The obvious explanation for what, under other circumstances, would seem like odd timing, is the pressure on the far right for one of the remaining conservatives in the race to stop Mitt Romney. Gingrich’s poll numbers have been growing, and the former Georgia congressman is likely to scoop up many of Perry’s would-be votes in the neighboring state primary. By dropping out now, Perry can always claim he was someone who tried to unite support around a conservative candidate and try to oppose a Romney nomination.

I can’t help but think, however, that there’s more to the story. Who knows what Perry’s ultimate political ambitions might be, even if they’ve undoubtedly been dampened by his performance in this race. Had he gone through with South Carolina, not only would he have taken votes away from other conservatives like Gingrich, he also would have made future backers wonder how a Texas governor with enough evangelical bona fides that he held a day-long prayer summit back in August can’t do well in the Bible Belt’s first primary. In this case, it’s better to have no votes because you dropped out than to end up with an embarrassing few because you stayed in.

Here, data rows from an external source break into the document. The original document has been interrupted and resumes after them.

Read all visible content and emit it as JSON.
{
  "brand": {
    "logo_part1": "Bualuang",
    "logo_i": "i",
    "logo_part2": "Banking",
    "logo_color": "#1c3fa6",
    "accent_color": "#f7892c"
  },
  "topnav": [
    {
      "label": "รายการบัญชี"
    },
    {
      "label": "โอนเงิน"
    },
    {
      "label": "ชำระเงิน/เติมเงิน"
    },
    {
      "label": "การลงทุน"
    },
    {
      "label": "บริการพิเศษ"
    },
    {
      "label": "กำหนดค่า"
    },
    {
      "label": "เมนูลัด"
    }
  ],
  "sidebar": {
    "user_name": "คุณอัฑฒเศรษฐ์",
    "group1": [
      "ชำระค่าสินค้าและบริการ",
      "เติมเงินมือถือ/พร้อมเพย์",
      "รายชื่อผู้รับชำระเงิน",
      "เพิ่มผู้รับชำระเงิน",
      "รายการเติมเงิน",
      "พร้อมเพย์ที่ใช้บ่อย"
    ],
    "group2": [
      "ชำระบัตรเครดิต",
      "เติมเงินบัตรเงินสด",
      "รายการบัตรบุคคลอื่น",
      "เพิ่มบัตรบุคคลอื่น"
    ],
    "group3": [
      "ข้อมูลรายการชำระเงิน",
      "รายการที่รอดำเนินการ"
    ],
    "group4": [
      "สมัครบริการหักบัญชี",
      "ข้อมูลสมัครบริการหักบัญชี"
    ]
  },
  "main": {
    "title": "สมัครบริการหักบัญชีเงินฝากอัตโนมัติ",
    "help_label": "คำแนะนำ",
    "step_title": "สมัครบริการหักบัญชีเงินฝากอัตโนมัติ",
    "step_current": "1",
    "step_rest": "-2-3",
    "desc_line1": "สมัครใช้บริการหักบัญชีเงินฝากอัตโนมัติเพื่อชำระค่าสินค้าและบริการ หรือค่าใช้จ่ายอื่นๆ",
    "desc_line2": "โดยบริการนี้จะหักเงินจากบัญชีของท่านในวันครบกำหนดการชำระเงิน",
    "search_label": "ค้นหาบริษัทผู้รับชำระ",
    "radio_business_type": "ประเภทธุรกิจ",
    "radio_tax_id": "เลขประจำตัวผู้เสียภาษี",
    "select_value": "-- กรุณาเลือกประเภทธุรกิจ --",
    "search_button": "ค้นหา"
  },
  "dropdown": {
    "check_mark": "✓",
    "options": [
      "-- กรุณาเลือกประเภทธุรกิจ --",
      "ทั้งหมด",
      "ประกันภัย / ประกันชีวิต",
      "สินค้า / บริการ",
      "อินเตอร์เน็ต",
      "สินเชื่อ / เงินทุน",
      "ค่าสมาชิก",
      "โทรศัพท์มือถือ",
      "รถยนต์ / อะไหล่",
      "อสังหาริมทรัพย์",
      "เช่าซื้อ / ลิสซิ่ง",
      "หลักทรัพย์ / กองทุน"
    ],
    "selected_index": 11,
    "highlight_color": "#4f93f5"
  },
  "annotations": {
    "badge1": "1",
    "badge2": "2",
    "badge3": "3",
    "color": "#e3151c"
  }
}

The timing also allowed Perry to make a graceful exit. I have to assume that most presidential candidates see the writing on the wall long before the first votes are cast in Iowa, and keep up a façade of running a campaign in order to find the right moment to step aside that does the least damage to both their reputation and their ego. Perry, you’ll recall, said he would reassess his campaign just after he had a poor showing in Iowa, and then turned around the next day and tweeted that he was headed to South Carolina. Quit then, and he’s doing it because he had a stinging defeat. Quit now, and he’s doing it to help the conservative cause. One’s a little easier to tell yourself a few years down the road when you start to wonder what might have been.

What’s odd is that Perry had, as recently as Sunday, said specifically that he would be in the race until Saturday’s primary, and would then decide his campaign’s fate after the results came in. Most second-tier candidates don’t talk in such specifics, always leaving the door open to that ego-saving outlet they seek. Perry surely realized that doing poorly in South Carolina would be even worse than doing poorly in Iowa, and decided to go ahead and cut the cord now. Like most ambitious leaders, Perry was probably looking for a moment that would help him save his pride. And when he saw it, he exited stage right.